Sus virtudes muy pronto se volverán estériles, porque pierden su
alimento natural y rompen los lazos de unión con Jesucristo, del cual recibían
todo su vigor; ya no hacen caso y olvidan a su modelo allí presente.
Tampoco tardará mucho en agotarse la piedad, pues queda incomunicada
con este centro de vida y de amor.
Entonces ya no hay que esperar consuelos sobrenaturales en las
adversidades de la vida y, si la tribulación es muy intensa, no queda más
remedio que la desesperación. Cuando uno no puede desahogar sus penas en un
corazón amigo, terminan éstas por ahogarnos.
III
Creamos, pues, en la Eucaristía. Hay que decir a menudo: “Creo, Señor;
ayuda mi fe vacilante”. Nada hay más glorioso para nuestro Señor que este acto
de fe en su presencia eucarística. De esta manera honramos, cuanto es posible,
su divina veracidad, porque, así como la mayor honra que podemos tributar a una
persona es creer de plano en sus palabras, así la mayor injuria sería tenerle
por embustero o poner en duda sus afirmaciones y exigirle pruebas y garantías
de lo que dice. Y si el hijo cree a su padre bajo su palabra, el criado a su
señor y los súbditos a su rey, ¿por qué no hemos de creer a Jesucristo cuando
nos afirma con toda solemnidad que se halla presente en el santísimo Sacramento
del altar?
Este acto de fe tan sencillo y sin condiciones en la palabra de
Jesucristo le es muy glorioso, porque con él le reconocemos y adoramos en un
estado oculto. Es más honroso para nuestro amigo el honor que le tributamos,
cuando le encontramos disfrazado y, para un rey, el que se le da cuando se
presenta vestido con toda sencillez, que cualquier otro honor recibido de
nosotros en otras circunstancias. Entonces honramos de veras la persona y no
los vestidos que usa.
Así sucede con nuestro Señor en el santísimo Sacramento. Reconocerle
por Dios, a pesar de los velos eucarísticos que lo encubren, y concederle los
honores que como a Dios le corresponden, es propiamente honrar la divina
persona de Jesús y respetar el misterio de que se rodea.

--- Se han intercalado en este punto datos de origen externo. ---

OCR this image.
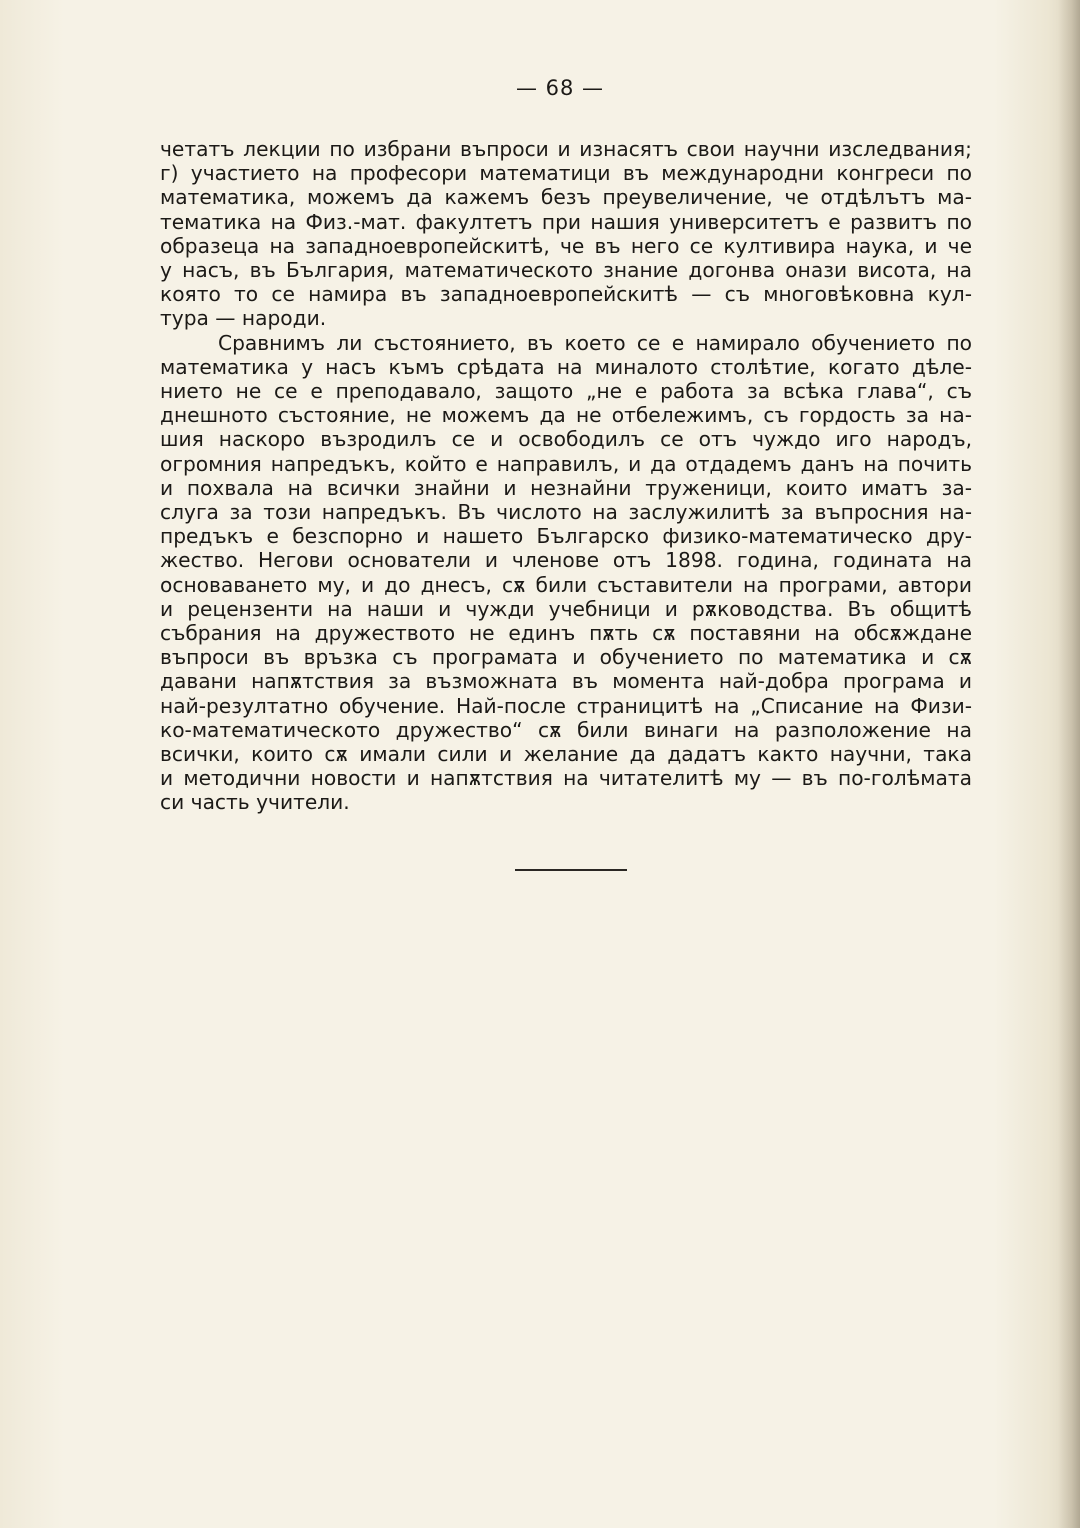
— 68 —
четатъ лекции по избрани въпроси и изнасятъ свои научни изследвания;
г) участието на професори математици въ международни конгреси по
математика, можемъ да кажемъ безъ преувеличение, че отдѣлътъ ма-
тематика на Физ.-мат. факултетъ при нашия университетъ е развитъ по
образеца на западноевропейскитѣ, че въ него се култивира наука, и че
у насъ, въ България, математическото знание догонва онази висота, на
която то се намира въ западноевропейскитѣ — съ многовѣковна кул-
тура — народи.
Сравнимъ ли състоянието, въ което се е намирало обучението по
математика у насъ къмъ срѣдата на миналото столѣтие, когато дѣле-
нието не се е преподавало, защото „не е работа за всѣка глава“, съ
днешното състояние, не можемъ да не отбележимъ, съ гордость за на-
шия наскоро възродилъ се и освободилъ се отъ чуждо иго народъ,
огромния напредъкъ, който е направилъ, и да отдадемъ данъ на почить
и похвала на всички знайни и незнайни труженици, които иматъ за-
слуга за този напредъкъ. Въ числото на заслужилитѣ за въпросния на-
предъкъ е безспорно и нашето Българско физико-математическо дру-
жество. Негови основатели и членове отъ 1898. година, годината на
основаването му, и до днесъ, сѫ били съставители на програми, автори
и рецензенти на наши и чужди учебници и рѫководства. Въ общитѣ
събрания на дружеството не единъ пѫть сѫ поставяни на обсѫждане
въпроси въ връзка съ програмата и обучението по математика и сѫ
давани напѫтствия за възможната въ момента най-добра програма и
най-резултатно обучение. Най-после страницитѣ на „Списание на Физи-
ко-математическото дружество“ сѫ били винаги на разположение на
всички, които сѫ имали сили и желание да дадатъ както научни, така
и методични новости и напѫтствия на читателитѣ му — въ по-голѣмата
си часть учители.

Al mismo tiempo, obrar así es para nosotros más meritorio, pues como
san Pedro, cuando confesó la divinidad del hijo del hombre, y el buen ladrón,
cuando proclamó la inocencia del crucificado, afirmamos de Jesucristo lo que
es, sin mirar a lo que parece, o, mejor dicho, es creer lo contrario de lo que
nos dicen los sentidos, fiados únicamente de su palabra infalible.
Creamos, creamos en la presencia real de Jesucristo en la Eucaristía.

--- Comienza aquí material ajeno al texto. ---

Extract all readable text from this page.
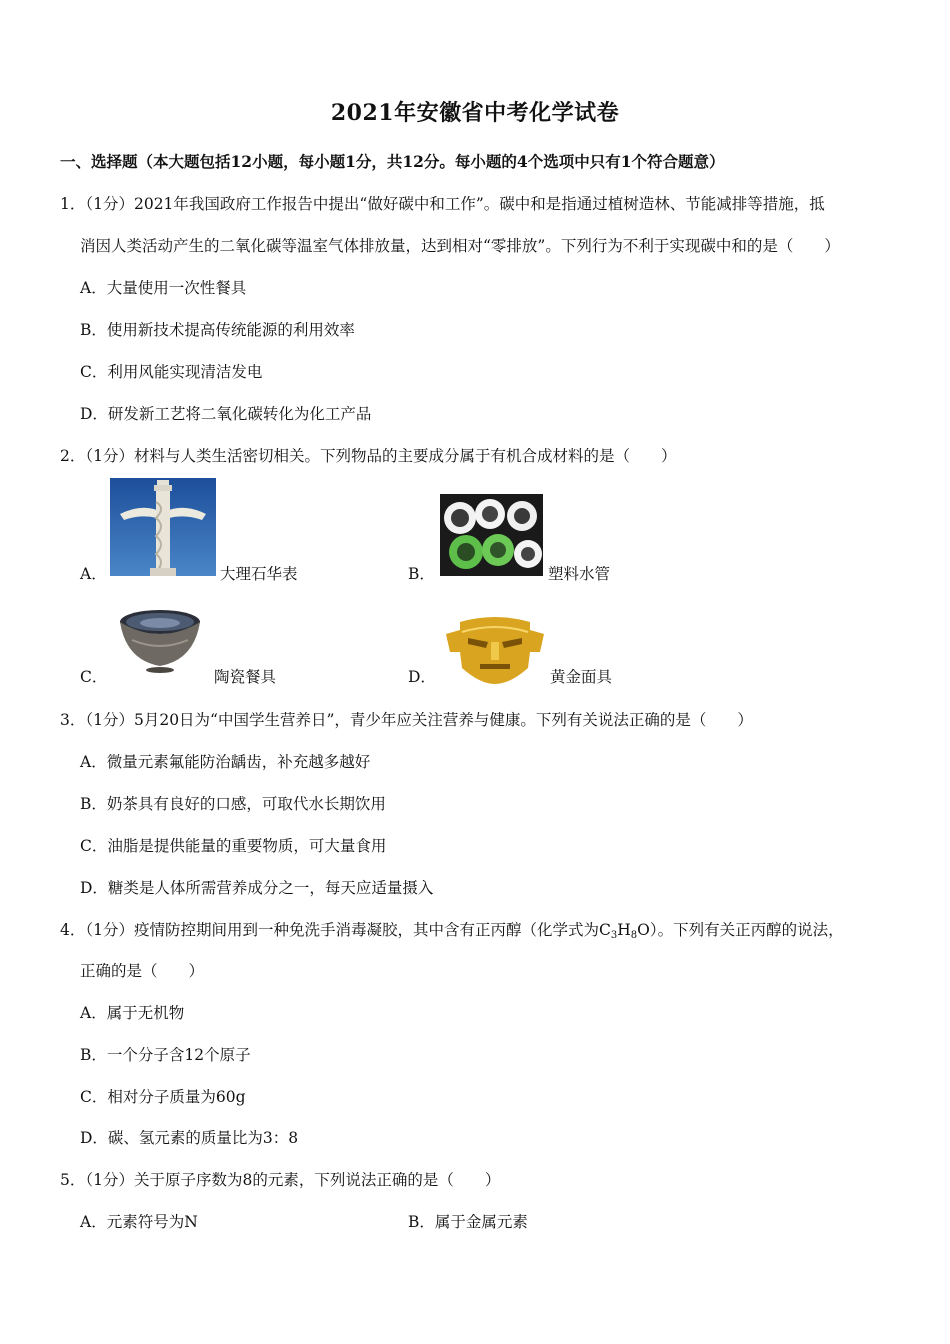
2021年安徽省中考化学试卷
一、选择题（本大题包括12小题，每小题1分，共12分。每小题的4个选项中只有1个符合题意）
1．（1分）2021年我国政府工作报告中提出“做好碳中和工作”。碳中和是指通过植树造林、节能减排等措施，抵
消因人类活动产生的二氧化碳等温室气体排放量，达到相对“零排放”。下列行为不利于实现碳中和的是（　　）
A．大量使用一次性餐具
B．使用新技术提高传统能源的利用效率
C．利用风能实现清洁发电
D．研发新工艺将二氧化碳转化为化工产品
2．（1分）材料与人类生活密切相关。下列物品的主要成分属于有机合成材料的是（　　）
A．	大理石华表	B．	塑料水管
C．	陶瓷餐具	D．	黄金面具
3．（1分）5月20日为“中国学生营养日”，青少年应关注营养与健康。下列有关说法正确的是（　　）
A．微量元素氟能防治龋齿，补充越多越好
B．奶茶具有良好的口感，可取代水长期饮用
C．油脂是提供能量的重要物质，可大量食用
D．糖类是人体所需营养成分之一，每天应适量摄入
4．（1分）疫情防控期间用到一种免洗手消毒凝胶，其中含有正丙醇（化学式为$C_3H_8O$）。下列有关正丙醇的说法，
正确的是（　　）
A．属于无机物
B．一个分子含12个原子
C．相对分子质量为60g
D．碳、氢元素的质量比为3：8
5．（1分）关于原子序数为8的元素，下列说法正确的是（　　）
A．元素符号为N	B．属于金属元素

¡Allí está Jesucristo! Que el respeto más profundo se apodere de nosotros al
entrar en la iglesia; rindámosle el homenaje de la fe y del amor que le
tributaríamos si nos encontráramos con Él en persona. Porque, en hecho de
verdad, nos encontramos con Jesucristo mismo.
Sea éste nuestro apostolado y nuestra predicación, la más elocuente,
por cierto, para los incrédulos y los impíos.